Я надеялась, что она закроет дверь, и, сбежав от собственной, я смогу вернуться к чужой семейной драме – поверх одеяла, раскрытая на двести восьмой странице, лежала книга, где, как в чудесном старинном доме, жили люди, с которыми, перелистывая пожелтевшие страницы, хотелось вместе скучать в великосветских салонах, рассуждать о смысле жизни, мечтать о славе, идти на войну, а вернувшись, ездить на балы, влюбляться, страдать, но так красиво, благородно… Однако к моей величайшей досаде мама вошла, захлопнула книгу, села ко мне на кровать и произнесла первую реплику монолога, от которого ничего хорошего ждать не приходилось.
– Вот ты осуждаешь меня за то, что я не с теми людьми общаюсь…

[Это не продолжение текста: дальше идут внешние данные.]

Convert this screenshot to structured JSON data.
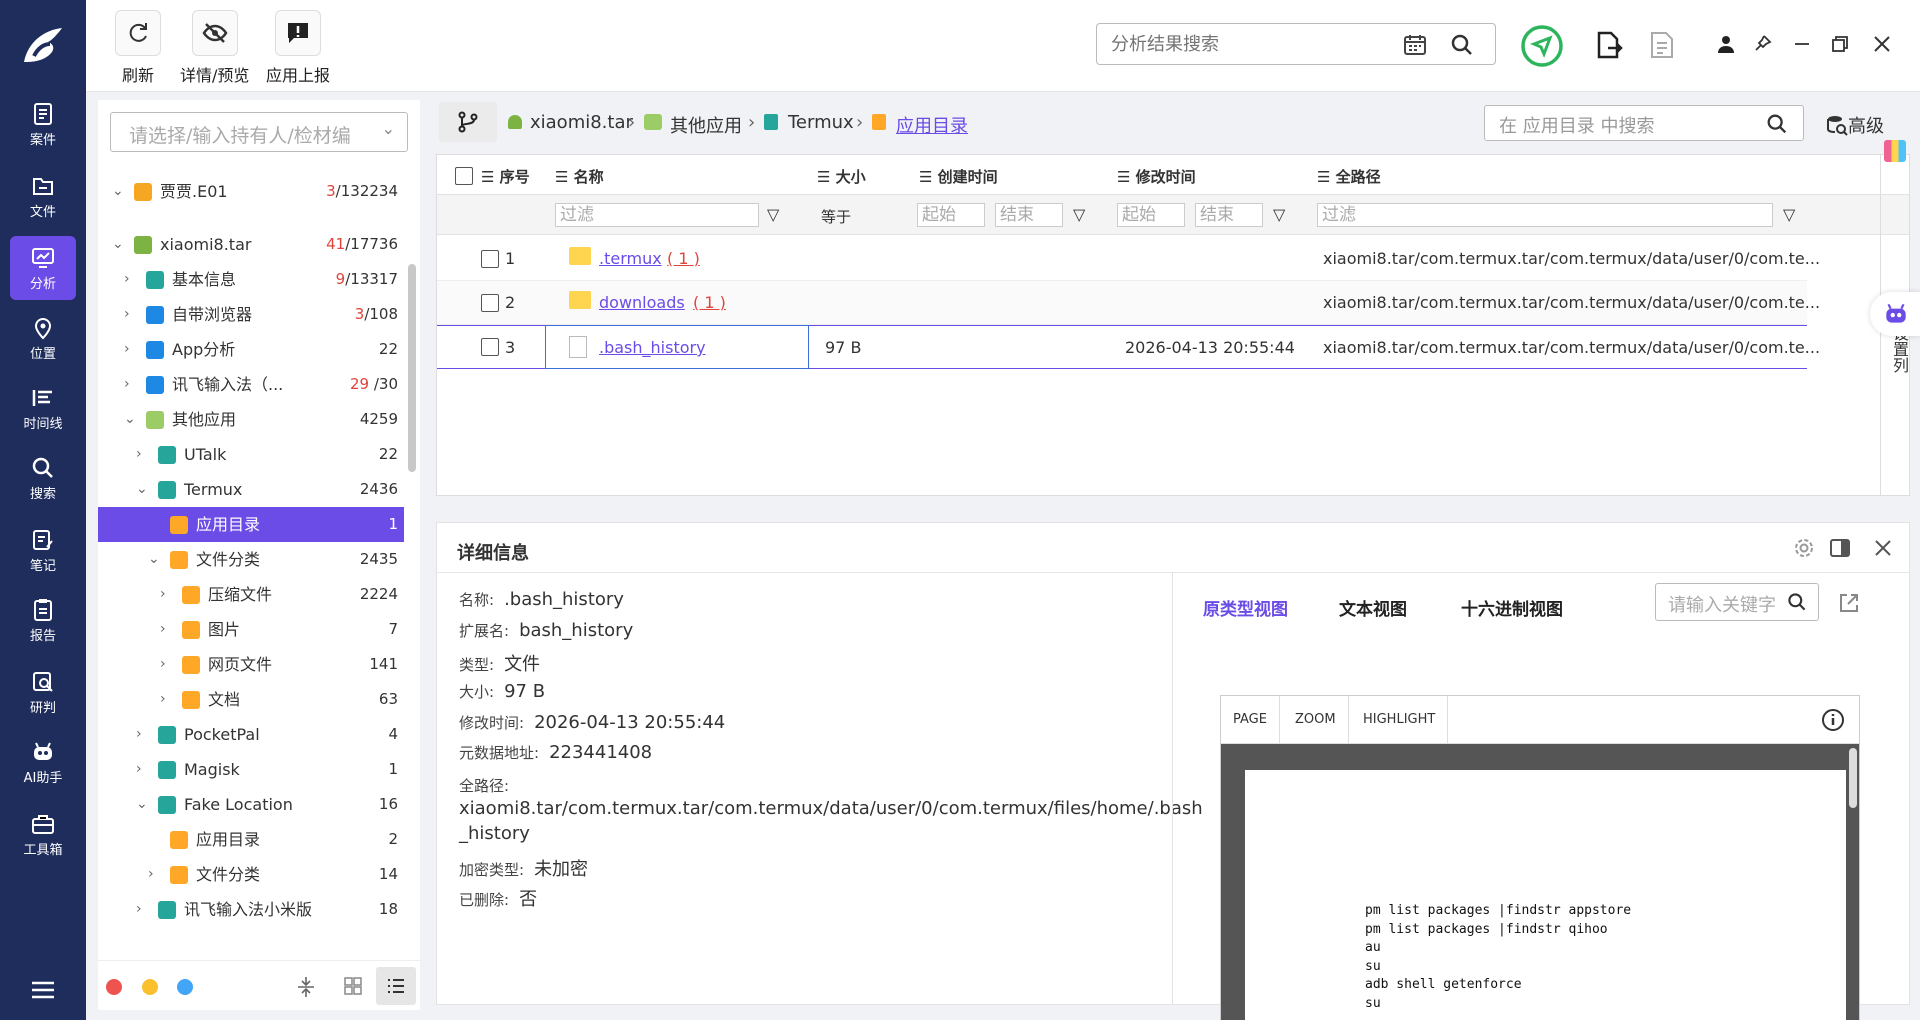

Под одеялом я поморщилась. Страшно не хотелось сейчас ее обвинений, слез, моих неискренних извинений. В ватной берлоге мне было душно, но я решила терпеть до последнего. Должна же мама понять, что я не собираюсь сейчас выяснять с ней отношения.
– Неужели ты думаешь, что я не мечтала выйти замуж за человека более достойного? – продолжала она. – Мечтала, да только нет их у нас в городе. Были, наверное, да все перевелись. Впрочем, что я тебе рассказываю, ты ведь и сама все знаешь.
– Но не за этого же кретина было замуж выходить!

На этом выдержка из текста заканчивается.